Regardless of his Palestinian or Saudi status, Kohail has Canadian citizenship and therefore deserves the same diplomatic rights that every Canadian citizen is entitled to. By this I do not mean to say that Canada must necessarily act to influence Saudi Arabia to absolve him of any crimes with which Saudi law has found him guilty. Instead, all I am saying is that he deserves the same treatment given by our government to every Canadian facing a similar situation overseas.
While it is indeed true that Kohail is merely a naturalized Canadian, to cite this as any reason why he must be treated differently would be a vicious double standard. In painting Kohail as a citizen of convenience by saying he has “only been a Canadian citizen for three years and after obtaining his citizenship, moved back to his homeland,” and then endorsing inaction from Canadian government, Mr. Taylor is promoting what I would brand as a charter of convenience. In essence, he is making a case for the most disgraceful act of reneging on our national obligations to someone who has already been granted citizenship.

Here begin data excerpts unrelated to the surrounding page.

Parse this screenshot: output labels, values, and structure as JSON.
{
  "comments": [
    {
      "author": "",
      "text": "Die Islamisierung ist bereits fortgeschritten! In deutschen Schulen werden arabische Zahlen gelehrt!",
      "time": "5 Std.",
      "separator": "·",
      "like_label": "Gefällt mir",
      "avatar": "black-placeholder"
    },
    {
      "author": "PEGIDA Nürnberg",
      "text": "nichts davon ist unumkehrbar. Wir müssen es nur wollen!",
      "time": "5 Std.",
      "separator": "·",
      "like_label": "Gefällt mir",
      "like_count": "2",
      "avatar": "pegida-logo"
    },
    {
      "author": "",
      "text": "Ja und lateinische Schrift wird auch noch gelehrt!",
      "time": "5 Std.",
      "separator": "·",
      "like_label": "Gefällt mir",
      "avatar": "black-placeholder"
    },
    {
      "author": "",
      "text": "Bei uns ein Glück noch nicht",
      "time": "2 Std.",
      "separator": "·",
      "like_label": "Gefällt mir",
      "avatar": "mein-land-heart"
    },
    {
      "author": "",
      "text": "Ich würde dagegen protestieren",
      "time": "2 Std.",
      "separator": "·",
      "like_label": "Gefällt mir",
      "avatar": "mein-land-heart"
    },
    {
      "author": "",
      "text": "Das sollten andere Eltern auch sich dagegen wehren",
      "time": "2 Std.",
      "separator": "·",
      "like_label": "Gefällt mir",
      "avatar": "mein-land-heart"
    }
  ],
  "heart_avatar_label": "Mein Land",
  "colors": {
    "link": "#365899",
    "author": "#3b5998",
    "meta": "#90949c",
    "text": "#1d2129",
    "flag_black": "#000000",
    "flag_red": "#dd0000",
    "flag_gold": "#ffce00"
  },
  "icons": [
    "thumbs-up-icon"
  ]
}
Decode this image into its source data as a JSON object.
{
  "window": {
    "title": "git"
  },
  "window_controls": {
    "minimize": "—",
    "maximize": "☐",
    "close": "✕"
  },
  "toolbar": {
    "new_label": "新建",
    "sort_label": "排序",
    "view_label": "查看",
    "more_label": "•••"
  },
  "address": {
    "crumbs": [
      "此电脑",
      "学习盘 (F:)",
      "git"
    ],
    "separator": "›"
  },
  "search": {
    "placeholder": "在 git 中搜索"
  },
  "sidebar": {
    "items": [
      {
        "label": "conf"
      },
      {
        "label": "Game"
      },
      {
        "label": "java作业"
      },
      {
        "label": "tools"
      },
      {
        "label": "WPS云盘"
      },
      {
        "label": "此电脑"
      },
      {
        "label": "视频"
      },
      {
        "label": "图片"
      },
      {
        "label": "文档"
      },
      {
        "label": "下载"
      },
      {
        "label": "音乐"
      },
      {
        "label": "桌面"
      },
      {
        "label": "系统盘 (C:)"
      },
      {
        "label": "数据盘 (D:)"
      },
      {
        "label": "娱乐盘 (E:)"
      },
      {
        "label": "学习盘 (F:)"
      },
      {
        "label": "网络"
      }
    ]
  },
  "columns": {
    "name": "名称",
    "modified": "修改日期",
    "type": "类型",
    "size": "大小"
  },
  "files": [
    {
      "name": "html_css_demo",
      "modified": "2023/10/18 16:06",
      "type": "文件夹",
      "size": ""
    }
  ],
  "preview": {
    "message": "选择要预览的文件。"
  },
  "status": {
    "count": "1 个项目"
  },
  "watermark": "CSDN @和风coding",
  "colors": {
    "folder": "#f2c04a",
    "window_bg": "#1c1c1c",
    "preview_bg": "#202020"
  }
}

With this, I cannot help but wonder if Mr. Taylor’s opinion would remain consistent when the subject is that of a Canadian-born person. By this I am thinking of the most common example of a Canadian-American in the U.S. facing a long incarceration or perhaps even the death penalty. Would he then also review and measure these people on his own personal and arbitrary scale of Canadiana?
In the end, I do admit that any Canadian action in this case could very well run against issues of Saudi Arabian sovereignty. However, even in the case of Joseph Stanley Faulder, a Canadian executed in Texas for the brutal murder of the 75-year-old Inez Phillips, the Canadian government requested clemency to commute the death sentence. By comparison, the death the Saudi justice system found Kohail guilty of seems tragic for all those involved and less a malicious act with the outright premeditated intent to kill. This alone entitles Kohail to some kind, any kind, of action on the part of our government.